As creator of the Whole Earth Catalogue and later the CoEvolution Quarterly, Brand sought to make information accessible to the masses at a time when “internet” was as yet unuttered by anyone. In fact, Brand was a founding member of the well (a very early electronic bulletin board), the first two letters of which mean … Whole Earth (the last two mean ‘Lectronic Link). Pretty cool, eh. 

These years were ones in which environmental standards, energy standards and handicapped standards for building took tremendous strides… but this is all 30 years ago. 

Though we continue to make progress on the backs of these important innovators, I’m concerned that consumerism and complacency have replaced zeal and moral drive. If we can set construction aside for a moment, let’s take a look at cars.  

I’m sure many of you have noticed that the excitement around improved gas mileage in the 1970’s has fallen fairly flat on it’s face. Every Hummer I see reminds me that Americans once again care more about the look-good than they do about the planet. 

Even the best of our leaders are forced to talk about “energy independence” or “energy security” as a way of inducing reforms, since it’s just too “moon-beam” (that’s what right-wingers called Jerry during his governorship) to say that we need to reduce our oil consumption for the longevity of the ecosphere. I guess that’s too sissy. 

Similarly, the Altamont Wind Farm, started under Brown, sat almost lifeless for most of the Deukmejian and Wilson administrations. Only now, are they once again being upgraded to larger, safer and more effective units, while Germany (6 percent wind power) and Holland (18.5 percent) kick our Eco-butts. How’s that for “energy security?”  

I tend to think that these countries are: a) very interested in the future of their people and b) invested in living on a planet with a similar ecosystem in 100 years. I’m pretty sure that these are not major objectives in the U.S. halls of power.  

But, as usual, I digress.
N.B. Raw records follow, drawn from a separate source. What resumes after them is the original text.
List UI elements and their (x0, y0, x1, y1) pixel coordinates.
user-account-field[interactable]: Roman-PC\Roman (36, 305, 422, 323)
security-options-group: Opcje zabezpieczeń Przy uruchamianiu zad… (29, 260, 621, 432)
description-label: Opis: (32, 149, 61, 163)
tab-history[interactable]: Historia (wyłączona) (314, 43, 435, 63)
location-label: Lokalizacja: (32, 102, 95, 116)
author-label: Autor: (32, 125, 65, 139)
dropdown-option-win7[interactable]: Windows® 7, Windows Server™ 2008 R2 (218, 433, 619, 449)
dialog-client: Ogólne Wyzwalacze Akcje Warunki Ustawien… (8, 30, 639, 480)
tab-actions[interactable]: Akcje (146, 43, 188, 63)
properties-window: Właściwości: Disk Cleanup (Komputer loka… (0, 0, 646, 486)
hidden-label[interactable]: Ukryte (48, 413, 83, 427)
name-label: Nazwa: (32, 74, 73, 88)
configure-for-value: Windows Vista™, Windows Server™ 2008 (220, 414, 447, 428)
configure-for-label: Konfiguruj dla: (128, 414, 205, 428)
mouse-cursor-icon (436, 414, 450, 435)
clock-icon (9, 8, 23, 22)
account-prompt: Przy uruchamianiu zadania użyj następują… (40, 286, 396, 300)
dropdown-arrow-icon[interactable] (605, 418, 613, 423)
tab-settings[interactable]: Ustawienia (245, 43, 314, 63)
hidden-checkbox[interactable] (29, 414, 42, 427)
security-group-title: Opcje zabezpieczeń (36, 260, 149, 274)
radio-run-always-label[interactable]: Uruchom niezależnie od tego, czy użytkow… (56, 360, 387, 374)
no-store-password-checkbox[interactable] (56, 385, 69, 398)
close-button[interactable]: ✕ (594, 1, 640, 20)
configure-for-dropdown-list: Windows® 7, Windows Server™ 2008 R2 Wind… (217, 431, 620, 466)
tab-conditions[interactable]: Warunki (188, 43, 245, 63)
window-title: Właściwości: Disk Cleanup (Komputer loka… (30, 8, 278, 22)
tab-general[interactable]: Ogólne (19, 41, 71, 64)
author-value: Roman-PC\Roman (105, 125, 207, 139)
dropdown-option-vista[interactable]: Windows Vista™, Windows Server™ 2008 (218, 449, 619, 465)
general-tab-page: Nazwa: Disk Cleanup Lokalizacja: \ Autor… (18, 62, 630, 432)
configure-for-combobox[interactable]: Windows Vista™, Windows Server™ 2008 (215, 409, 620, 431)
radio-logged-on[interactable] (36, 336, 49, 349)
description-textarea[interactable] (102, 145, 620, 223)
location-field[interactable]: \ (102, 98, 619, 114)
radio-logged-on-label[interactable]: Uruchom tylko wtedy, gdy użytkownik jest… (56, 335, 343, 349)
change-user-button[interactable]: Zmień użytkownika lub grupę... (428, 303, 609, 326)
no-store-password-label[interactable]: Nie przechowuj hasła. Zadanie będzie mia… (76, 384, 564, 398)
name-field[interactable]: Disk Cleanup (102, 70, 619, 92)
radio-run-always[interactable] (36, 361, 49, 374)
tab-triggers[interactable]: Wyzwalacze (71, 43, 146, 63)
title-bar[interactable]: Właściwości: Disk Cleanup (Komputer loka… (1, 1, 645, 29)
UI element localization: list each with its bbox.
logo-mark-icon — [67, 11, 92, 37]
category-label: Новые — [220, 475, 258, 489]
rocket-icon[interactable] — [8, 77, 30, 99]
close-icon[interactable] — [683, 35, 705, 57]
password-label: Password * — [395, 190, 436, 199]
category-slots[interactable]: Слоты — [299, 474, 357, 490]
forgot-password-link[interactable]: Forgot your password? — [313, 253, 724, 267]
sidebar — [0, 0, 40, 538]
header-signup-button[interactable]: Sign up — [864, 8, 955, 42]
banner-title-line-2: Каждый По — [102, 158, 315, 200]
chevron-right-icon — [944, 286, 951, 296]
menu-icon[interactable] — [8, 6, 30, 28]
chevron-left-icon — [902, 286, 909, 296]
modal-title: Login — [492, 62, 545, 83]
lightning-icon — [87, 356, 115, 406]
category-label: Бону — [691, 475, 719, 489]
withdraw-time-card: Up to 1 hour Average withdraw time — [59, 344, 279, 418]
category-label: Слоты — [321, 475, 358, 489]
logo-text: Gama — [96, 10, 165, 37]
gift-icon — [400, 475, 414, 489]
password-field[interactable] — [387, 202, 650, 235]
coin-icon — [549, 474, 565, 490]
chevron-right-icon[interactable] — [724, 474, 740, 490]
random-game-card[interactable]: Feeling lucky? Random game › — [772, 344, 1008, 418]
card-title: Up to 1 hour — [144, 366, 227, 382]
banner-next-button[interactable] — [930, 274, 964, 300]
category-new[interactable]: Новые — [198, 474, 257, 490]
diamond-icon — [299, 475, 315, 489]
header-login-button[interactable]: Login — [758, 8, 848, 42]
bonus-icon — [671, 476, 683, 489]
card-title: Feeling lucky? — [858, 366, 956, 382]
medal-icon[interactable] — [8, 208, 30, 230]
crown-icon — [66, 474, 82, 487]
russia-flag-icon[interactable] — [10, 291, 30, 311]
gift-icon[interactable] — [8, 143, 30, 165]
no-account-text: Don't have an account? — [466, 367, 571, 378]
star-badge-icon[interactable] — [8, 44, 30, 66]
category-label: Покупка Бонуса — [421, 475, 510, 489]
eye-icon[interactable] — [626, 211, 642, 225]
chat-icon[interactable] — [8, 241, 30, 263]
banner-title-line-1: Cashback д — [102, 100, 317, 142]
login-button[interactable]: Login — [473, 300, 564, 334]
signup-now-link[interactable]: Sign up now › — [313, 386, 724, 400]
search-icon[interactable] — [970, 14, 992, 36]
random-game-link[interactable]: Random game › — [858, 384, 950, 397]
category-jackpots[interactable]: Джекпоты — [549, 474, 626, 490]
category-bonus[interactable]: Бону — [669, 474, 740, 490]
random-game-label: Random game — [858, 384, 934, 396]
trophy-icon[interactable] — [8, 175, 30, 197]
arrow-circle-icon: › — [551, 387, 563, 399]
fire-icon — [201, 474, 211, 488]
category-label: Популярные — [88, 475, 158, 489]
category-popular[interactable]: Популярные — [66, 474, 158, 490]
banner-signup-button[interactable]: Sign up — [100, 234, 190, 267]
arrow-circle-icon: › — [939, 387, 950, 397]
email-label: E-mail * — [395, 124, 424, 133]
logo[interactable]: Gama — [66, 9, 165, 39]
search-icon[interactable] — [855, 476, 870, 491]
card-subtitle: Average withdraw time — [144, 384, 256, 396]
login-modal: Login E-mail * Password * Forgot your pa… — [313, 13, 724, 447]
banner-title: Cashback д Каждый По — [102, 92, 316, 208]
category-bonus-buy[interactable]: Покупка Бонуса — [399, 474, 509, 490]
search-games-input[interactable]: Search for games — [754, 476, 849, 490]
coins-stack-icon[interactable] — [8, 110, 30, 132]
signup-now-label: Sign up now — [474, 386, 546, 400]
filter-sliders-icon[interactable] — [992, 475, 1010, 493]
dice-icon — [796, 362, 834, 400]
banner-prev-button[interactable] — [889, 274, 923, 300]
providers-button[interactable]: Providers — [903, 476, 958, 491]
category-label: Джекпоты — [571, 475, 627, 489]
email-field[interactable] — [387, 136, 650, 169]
Sim Van der Ryn and his earnest colleagues have moved on to other places now doing other things and sadly, the Integral Urban House is now… just a house. The experiment could not sustain itself and I guess we all had to take the blue pill and go back to making believe that everything would continue to be fine no matter how we lived, who we killed or how much oil we burned. (For those who’ve never seen The Matrix, the protagonist is offered the chance to wake up to the truth by taking a red pill or go back into his waking sleep by taking a blue one). 

Used copies of the IUH book can still be found (ISBN 0871562138) and it’s just about as exciting and challenging to our way of life today as it was 28 years ago. Copies are available at several of those nasty online places (I just checked) and, if you search, you might just find a local bookseller that’s got one as well. 

Our lettuce is coming up nicely and it’s surprising how touching and beautiful it is to pick some leaves from the garden, go upstairs and share a meal. The coop is still in design phase but it’ll come, as will the chickens. I’m not sure how I feel about bees but I like honey so I’ll have to think about it. This is adult stuff. Like G.W. says, it’s “hard work” and it takes time to bring myself to it.  

I’m lazy, scared and doubtful but I am certain that small acts do matter. So if you’ll excuse me, I need to find something to drink. These red pills are pretty nasty if you don’t have something to wash them down with.